I'd meant to sound withering, but apparently the words were too encouraging for Lisa to care about tone. She sounds hopeful when she says, "You do?"

"No evidence." Now I keep my tone flat as a piece of paper. She wants to be practical? Let her see that in action. "No paper trail. No photographs. No suggestive texts, much less explicit ones."

"Right, yeah, that makes sense. And, uh, this wouldn't factor into our professional roles. We just stop being boss and assistant for a bit. I think we can do that, don't you? Um… What else…"

What else, indeed. There must be something else. Surely there's a whole playbook you should follow when you embark on an arrangement with your nubile young assistant who has the tongue and fingers of a goddess. I wrack my brains for what should come next.

"Oh, also." Now she sounds quiet. Not just hushed, like someone trying to keep her voice down, but truly quiet. "You don't touch me. No kisses. All that stuff we've, you know, already not been doing."

She still wants that rule? It wasn't just a thing for tonight? I freeze at the thought. A protest freezes too on the tip of my tongue. Words I can't say. But I want to touch you.

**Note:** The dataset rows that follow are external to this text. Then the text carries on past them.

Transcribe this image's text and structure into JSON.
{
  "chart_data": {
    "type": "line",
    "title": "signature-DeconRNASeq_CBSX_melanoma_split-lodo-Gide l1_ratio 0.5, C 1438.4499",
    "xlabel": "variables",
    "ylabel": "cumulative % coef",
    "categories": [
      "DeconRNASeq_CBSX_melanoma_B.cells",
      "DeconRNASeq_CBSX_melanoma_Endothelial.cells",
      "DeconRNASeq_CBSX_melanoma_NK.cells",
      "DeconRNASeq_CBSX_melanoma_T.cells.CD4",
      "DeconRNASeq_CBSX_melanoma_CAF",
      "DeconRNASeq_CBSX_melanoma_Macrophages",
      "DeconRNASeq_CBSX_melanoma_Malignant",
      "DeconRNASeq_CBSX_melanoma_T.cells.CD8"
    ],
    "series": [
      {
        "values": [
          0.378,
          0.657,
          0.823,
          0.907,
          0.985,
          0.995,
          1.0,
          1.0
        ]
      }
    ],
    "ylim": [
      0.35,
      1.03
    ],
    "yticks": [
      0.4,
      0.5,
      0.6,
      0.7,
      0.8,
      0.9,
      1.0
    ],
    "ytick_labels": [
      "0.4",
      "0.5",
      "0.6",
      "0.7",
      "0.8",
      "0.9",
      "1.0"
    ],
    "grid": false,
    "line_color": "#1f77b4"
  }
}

I want to kiss you. Don't you want it?

That way, it's not your fault, she'd told me earlier, giving me an out. An out I can still keep. I swallow hard. "And that…suits you?"

If she says no, then that means I get to touch her, to kiss her. If she says no, then I can have what I want—what we both want—and it won't be my fault then either if she says No, it doesn't suit me. I want you to touch me.

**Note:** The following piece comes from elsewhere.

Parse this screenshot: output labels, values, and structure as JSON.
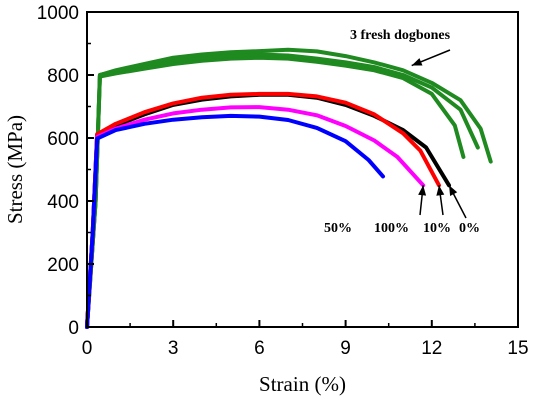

After a pause, she says, "Sure. Why wouldn't it suit me? I already told you—I need the control. And you seem to like… That is, it's been working so far, right?"

I droop. Well—I asked, and she answered. Unlike her, I can't push. She's insisted this isn't an abuse of my authority, but that strikes me as an extremely fine line.

"It has been working," I say. Maybe she's right, after all. Maybe I wouldn't even like touching her if I tried it—the elevator might have been an aberration.

"Right. It has been." Another pause. She sounds hesitant when she says, "So…we got a deal? Well, an updated deal?"

I could still turn back. It's not too late to reclaim my sanity and try to go back to life as usual, my life as it's always been, except I'm jettisoning a problem husband.

"We have a deal," I whisper, and it seems something whispers back to me, though it isn't Lisa. It's a warm, dark, approving voice that comes from somewhere deep inside me, whispering words I can't yet translate. Perhaps no dictionary exists for them.

Lisa inhales, and exhales on a sigh, "Oh. Good. I'm glad, Jennie. It'll be…" She pauses. "It'll be good. You'll see. It'll be good for both of us."

The notion should be laughable, that this could be anything but a disaster for both of us. But Lisa's certainty gives me pause. Could she be right? Maybe this doesn't have to be a disaster at all. Maybe it can be a way for us both to escape whatever pressures and demons hound us, a way to slip into pleasure for just a few intoxicating minutes at a time.

"Maybe," I breathe before I can stop myself.

"You'll see," she repeats. "We'll be careful. We'll have fun. Anyway. I'm making this awkward. I'll—" Her voice jumps up into a higher range. "I'll see you tomorrow?"

Maybe she thinks I might not show up in my own office, choosing instead to escape to Peru. Who could blame me? Instead, I say, "Tomorrow."

Then I hang up, because there's nothing else to say, and I can't abide wasting time on the phone once matters are concluded.

I toss my cell phone back onto the nightstand and finally give in to my urge to flop backward. I fall so hard I bounce on the mattress, and it startles a giggle out of me, as if I'm a girl jumping on the bed. I place a hand over my mouth. That was unexpected. Nothing about this is funny, after all, is it? Nothing about this is sweet or, or romantic. Certainly not to Lisa. What a ridiculous notion. It's only sex.

Tomorrow, I think, and wriggle under the plush duvet, tingling from head to toe in anticipation and knowing myself to be a complete and utter idiot.